Berdasarkan latar belakang, maka penulis mengambil Rumusan masalah
sebagai berikut.
1. Bagaimana pelaksanaan pembinaan narapidana dalam rangka mencegah
pengulangan tindak pidana (recidive) di Lapas Klas IIA Sragen ?
2. Apakah hambatan pelaksanaan pembinaan narapidana dalam rangka mencegah
pengulangan tindak pidana (recidive) di Lapas Klas IIA Sragen ?
C. Tujuan Penelitian
Dalam suatu penelitian, pastilah ada tujuan yang hendak dicapai sebagai
pemecahan atas berbagai masalah yang diteliti (tujuan obyektif) dan untuk
memenuhi kebutuhan perorangan (tujuan subyektif).
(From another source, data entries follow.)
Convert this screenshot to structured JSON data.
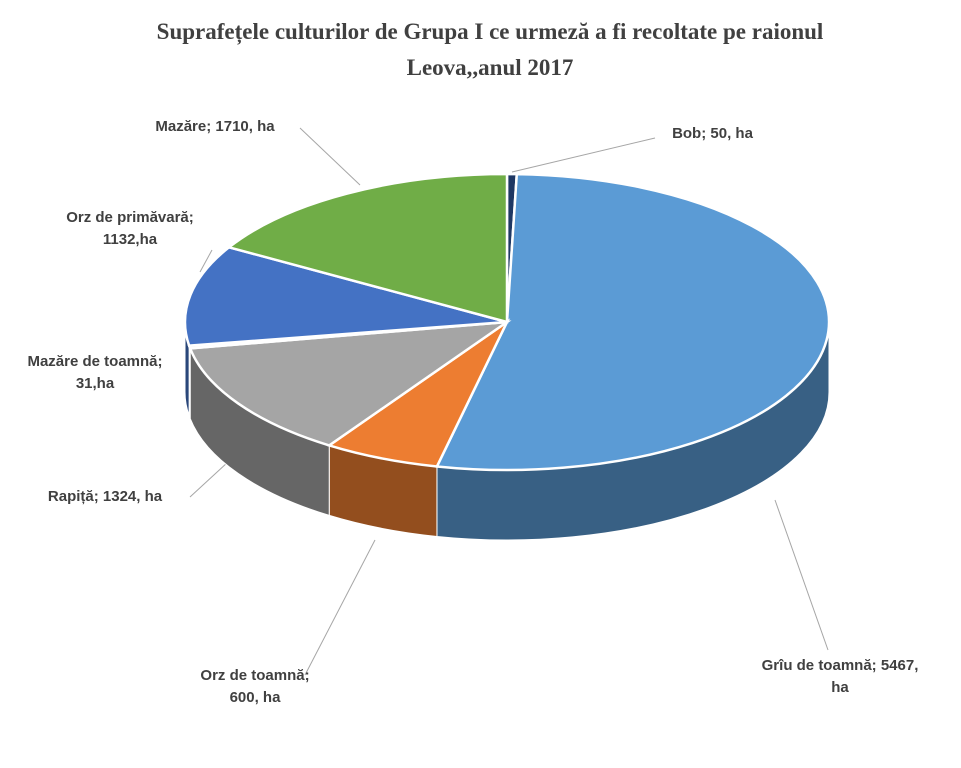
{
  "chart_data": {
    "type": "pie3d",
    "title": "Suprafețele culturilor  de Grupa  I ce urmeză  a fi recoltate pe raionul  Leova,,anul 2017",
    "values": [
      50,
      5467,
      600,
      1324,
      31,
      1132,
      1710
    ],
    "value_labels": [
      "Bob; 50, ha",
      "Grîu de toamnă; 5467, ha",
      "Orz de toamnă; 600, ha",
      "Rapiță; 1324, ha",
      "Mazăre de toamnă; 31,ha",
      "Orz de primăvară; 1132,ha",
      "Mazăre; 1710, ha"
    ],
    "colors": [
      "#1f3864",
      "#5b9bd5",
      "#ed7d31",
      "#a5a5a5",
      "#ececec",
      "#4472c4",
      "#70ad47"
    ]
  }
}
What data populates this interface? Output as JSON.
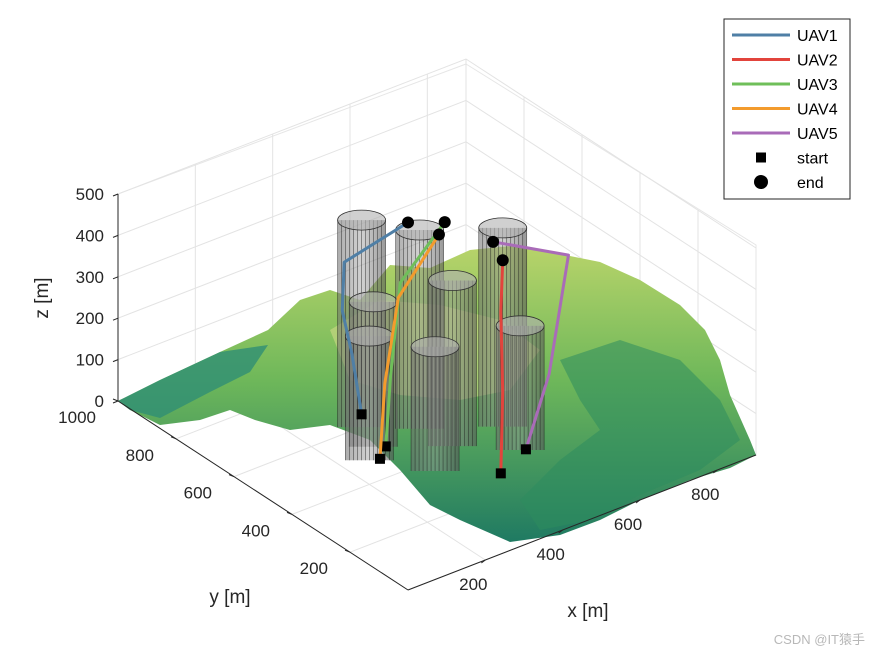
{
  "chart_data": {
    "type": "line",
    "xlabel": "x [m]",
    "ylabel": "y [m]",
    "zlabel": "z [m]",
    "x_ticks": [
      "200",
      "400",
      "600",
      "800"
    ],
    "y_ticks": [
      "200",
      "400",
      "600",
      "800",
      "1000"
    ],
    "z_ticks": [
      "0",
      "100",
      "200",
      "300",
      "400",
      "500"
    ],
    "xlim": [
      0,
      900
    ],
    "ylim": [
      0,
      1000
    ],
    "zlim": [
      0,
      500
    ],
    "grid": true,
    "view": "3d",
    "legend_position": "top-right",
    "series": [
      {
        "name": "UAV1",
        "color": "#4f7fa6",
        "points": [
          [
            300,
            560,
            60
          ],
          [
            290,
            580,
            200
          ],
          [
            280,
            600,
            300
          ],
          [
            300,
            620,
            400
          ],
          [
            420,
            560,
            480
          ]
        ]
      },
      {
        "name": "UAV2",
        "color": "#e2443c",
        "points": [
          [
            420,
            240,
            20
          ],
          [
            440,
            260,
            200
          ],
          [
            450,
            280,
            380
          ],
          [
            500,
            340,
            460
          ]
        ]
      },
      {
        "name": "UAV3",
        "color": "#6fbf5a",
        "points": [
          [
            280,
            450,
            40
          ],
          [
            300,
            460,
            200
          ],
          [
            340,
            480,
            400
          ],
          [
            470,
            500,
            490
          ]
        ]
      },
      {
        "name": "UAV4",
        "color": "#f39b2d",
        "points": [
          [
            250,
            430,
            30
          ],
          [
            270,
            440,
            200
          ],
          [
            320,
            460,
            380
          ],
          [
            440,
            480,
            480
          ]
        ]
      },
      {
        "name": "UAV5",
        "color": "#a96bb8",
        "points": [
          [
            500,
            260,
            40
          ],
          [
            560,
            260,
            200
          ],
          [
            640,
            300,
            440
          ],
          [
            520,
            400,
            470
          ]
        ]
      }
    ],
    "legend": [
      "UAV1",
      "UAV2",
      "UAV3",
      "UAV4",
      "UAV5",
      "start",
      "end"
    ],
    "markers": {
      "start_label": "start",
      "end_label": "end"
    }
  },
  "watermark": "CSDN @IT猿手"
}
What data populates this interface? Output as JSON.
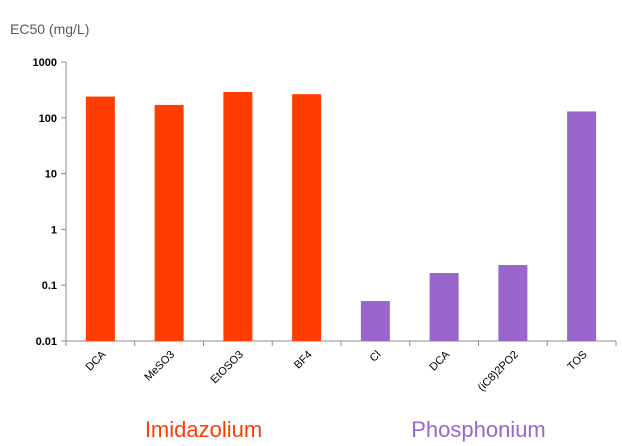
{
  "chart_data": {
    "type": "bar",
    "ylabel": "EC50 (mg/L)",
    "yscale": "log",
    "ylim": [
      0.01,
      1000
    ],
    "yticks": [
      {
        "value": 1000,
        "label": "1000"
      },
      {
        "value": 100,
        "label": "100"
      },
      {
        "value": 10,
        "label": "10"
      },
      {
        "value": 1,
        "label": "1"
      },
      {
        "value": 0.1,
        "label": "0.1"
      },
      {
        "value": 0.01,
        "label": "0.01"
      }
    ],
    "grid": false,
    "categories": [
      "DCA",
      "MeSO3",
      "EtOSO3",
      "BF4",
      "Cl",
      "DCA",
      "(iC8)2PO2",
      "TOS"
    ],
    "values": [
      240,
      170,
      290,
      265,
      0.052,
      0.165,
      0.23,
      130
    ],
    "groups": [
      {
        "label": "Imidazolium",
        "color": "#ff3d00",
        "start": 0,
        "count": 4
      },
      {
        "label": "Phosphonium",
        "color": "#9966cc",
        "start": 4,
        "count": 4
      }
    ]
  }
}
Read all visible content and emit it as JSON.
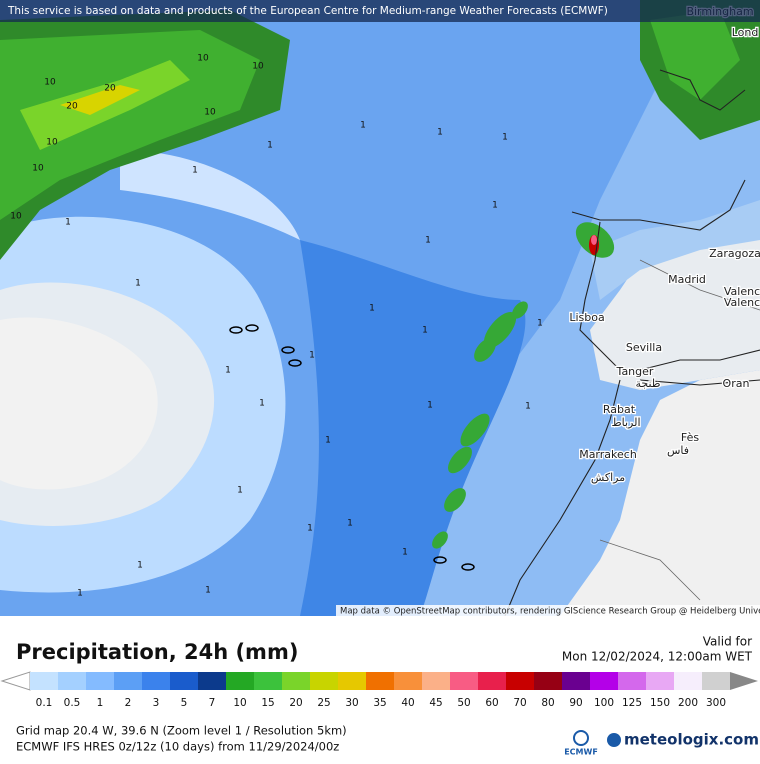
{
  "header": {
    "notice": "This service is based on data and products of the European Centre for Medium-range Weather Forecasts (ECMWF)",
    "attribution": "Map data © OpenStreetMap contributors, rendering GIScience Research Group @ Heidelberg University"
  },
  "map": {
    "cities": [
      "Birmingham",
      "Lond",
      "Zaragoza",
      "Madrid",
      "Valenc",
      "Valenc",
      "Lisboa",
      "Sevilla",
      "Tanger",
      "طنجة",
      "Oran",
      "Rabat",
      "الرباط",
      "Fès",
      "فاس",
      "Marrakech",
      "مراكش"
    ],
    "contour_labels": [
      "10",
      "10",
      "10",
      "20",
      "20",
      "10",
      "10",
      "10",
      "10",
      "1",
      "1",
      "1",
      "1",
      "1",
      "1",
      "1",
      "1",
      "1",
      "1",
      "1",
      "1",
      "1",
      "1",
      "1",
      "1",
      "1",
      "1",
      "1",
      "1",
      "1",
      "1",
      "1",
      "1",
      "1"
    ]
  },
  "legend": {
    "title": "Precipitation, 24h (mm)",
    "valid_label": "Valid for",
    "valid_time": "Mon 12/02/2024, 12:00am WET",
    "labels": [
      "0.1",
      "0.5",
      "1",
      "2",
      "3",
      "5",
      "7",
      "10",
      "15",
      "20",
      "25",
      "30",
      "35",
      "40",
      "45",
      "50",
      "60",
      "70",
      "80",
      "90",
      "100",
      "125",
      "150",
      "200",
      "300"
    ],
    "colors": [
      "#c4e2ff",
      "#a4d0ff",
      "#84bbff",
      "#5c9ff5",
      "#3b82ec",
      "#1a5ccc",
      "#0c3a8c",
      "#24a824",
      "#3cc23c",
      "#7ad42a",
      "#c8d400",
      "#e6c800",
      "#f07000",
      "#f8903a",
      "#fbb088",
      "#f85c84",
      "#e8204c",
      "#c80000",
      "#960014",
      "#6a0090",
      "#b400e8",
      "#d468ec",
      "#e8a8f4",
      "#f6eefc",
      "#d0d0d0"
    ]
  },
  "footer": {
    "grid": "Grid map 20.4 W, 39.6 N (Zoom level 1 / Resolution 5km)",
    "model": "ECMWF IFS HRES 0z/12z (10 days)  from  11/29/2024/00z",
    "ecmwf": "ECMWF",
    "brand": "meteologix.com"
  }
}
Tujuan penelitian ini
diperlukan karena berkaitan erat dengan rumusan masalah untuk memberikan arah
yang tepat dalam penelitian, Sehingga penelitian ini dapat berjalan sesuai dengan
apa yang dikehendaki. Adapun tujuan penelitian ini adalah:
1. Tujuan Subyektif :
a. Untuk memperdalam pengetahuan penulis di bidang Hukum Pidana,
khusunya melalui kajian tentang pelaksanaan pembinaan narapidana dalam
rangka mencegah pengulangan tindak pidana (recidive) di Lapas Klas IIA
Sragen
b. Untuk penyusunan penulisan hukum/ skripsi guna melengkapi tugas akhir
dan memenuhi persyaratan untuk memperoleh gelar kesarjanaan di bidang
ilmu hukum pada Fakultas Hukum Universitas Sebelas Maret Surakarta.
6
2. Tujuan Obyektif :
a. Untuk mengetahui pelaksanaan pembinaan narapidana dalam rangka
mencegah pengulangan tindak pidana (recidive) di Lapas Klas IIA Sragen.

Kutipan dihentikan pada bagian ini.